No todas las marcas D2C pueden tener grandes almacenes a su disposición para mantener los inventarios. Además, muchos productos pueden estropearse o caducar si se mantienen almacenados durante demasiado tiempo. El análisis de datos puede identificar patrones de compra que ayudarán a la marca a mantener suficientes existencias disponibles para satisfacer la demanda. Los análisis también pueden ayudar a predecir picos o caídas en la demanda, como durante la temporada festiva o una calamidad como una pandemia. Esto evitará que las existencias se agoten o se desperdicien.

Mejor servicio al cliente

Para las marcas de comercio electrónico D2C, en particular, ofrecer un excelente servicio al cliente es lo que las diferenciará de la competencia y alentará a los clientes a visitar su sitio web en lugar de comprar desde una plataforma de agregación. Con base en el análisis de datos, las marcas D2C pueden identificar cualquier punto débil en el recorrido del cliente y abordarlo rápidamente. También puede captar pistas sobre las dificultades de los diferentes compradores y ayudar al equipo de soporte a abordar esas dificultades con un toque más personal.

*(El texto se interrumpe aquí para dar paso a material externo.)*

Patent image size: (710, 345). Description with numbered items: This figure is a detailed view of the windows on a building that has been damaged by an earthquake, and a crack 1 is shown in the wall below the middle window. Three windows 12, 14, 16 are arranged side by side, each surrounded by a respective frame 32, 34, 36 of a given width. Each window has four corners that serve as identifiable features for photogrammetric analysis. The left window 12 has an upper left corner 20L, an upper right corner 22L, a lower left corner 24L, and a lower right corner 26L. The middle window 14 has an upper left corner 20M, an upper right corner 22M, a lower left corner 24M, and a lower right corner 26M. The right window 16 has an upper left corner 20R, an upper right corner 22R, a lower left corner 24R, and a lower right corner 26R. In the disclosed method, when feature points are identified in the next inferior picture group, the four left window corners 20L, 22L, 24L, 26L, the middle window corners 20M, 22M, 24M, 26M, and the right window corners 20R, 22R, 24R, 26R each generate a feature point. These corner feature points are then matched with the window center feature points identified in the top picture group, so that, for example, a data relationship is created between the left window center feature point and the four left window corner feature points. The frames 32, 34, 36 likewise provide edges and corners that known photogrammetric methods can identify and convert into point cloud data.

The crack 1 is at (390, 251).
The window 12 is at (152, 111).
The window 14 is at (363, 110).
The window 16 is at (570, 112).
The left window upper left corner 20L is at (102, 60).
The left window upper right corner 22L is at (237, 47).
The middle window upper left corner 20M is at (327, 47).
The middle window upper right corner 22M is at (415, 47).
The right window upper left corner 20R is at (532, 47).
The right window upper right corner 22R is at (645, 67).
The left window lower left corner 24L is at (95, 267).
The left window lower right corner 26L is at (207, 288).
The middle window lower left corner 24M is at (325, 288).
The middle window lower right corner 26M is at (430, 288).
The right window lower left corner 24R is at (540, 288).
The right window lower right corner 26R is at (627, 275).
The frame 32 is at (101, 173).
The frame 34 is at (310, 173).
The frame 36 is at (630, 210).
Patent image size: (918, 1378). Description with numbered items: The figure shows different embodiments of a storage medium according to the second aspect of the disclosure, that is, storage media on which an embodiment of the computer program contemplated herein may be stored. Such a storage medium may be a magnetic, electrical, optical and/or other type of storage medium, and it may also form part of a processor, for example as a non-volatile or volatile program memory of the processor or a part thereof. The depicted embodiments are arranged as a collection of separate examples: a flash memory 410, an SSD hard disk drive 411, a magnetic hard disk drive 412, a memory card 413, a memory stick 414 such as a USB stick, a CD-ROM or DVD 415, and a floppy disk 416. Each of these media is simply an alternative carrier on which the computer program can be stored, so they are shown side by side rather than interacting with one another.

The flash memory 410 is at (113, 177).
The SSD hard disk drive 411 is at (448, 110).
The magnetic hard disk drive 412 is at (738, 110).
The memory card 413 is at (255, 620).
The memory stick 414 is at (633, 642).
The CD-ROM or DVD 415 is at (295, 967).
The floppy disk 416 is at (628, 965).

Cómo las marcas de la nueva era aprovechan el análisis de datos para impulsar el comercio electrónico D2C

Reconociendo el papel clave de los datos en un mundo cada vez más digital, los habilitadores de comercio electrónico han incorporado análisis de datos en su plataforma impulsada por IA. La plataforma de crecimiento de estos habilitadores ayuda a los clientes a beneficiarse de conocimientos de datos granulares sobre el comportamiento del cliente y los patrones de compra/navegación que impulsan nuevas estrategias para responder mejor a esos patrones. Estas plataformas también ayudan a los clientes con un tratamiento segmentado para diferentes cohortes de clientes y un tablero que administra más de 60 parámetros de compras en línea. Esto permite una gestión de inventario más inteligente, más ahorros de costos, un mejor cumplimiento a tiempo y, en última instancia, tasas de conversión más altas de clientes satisfechos.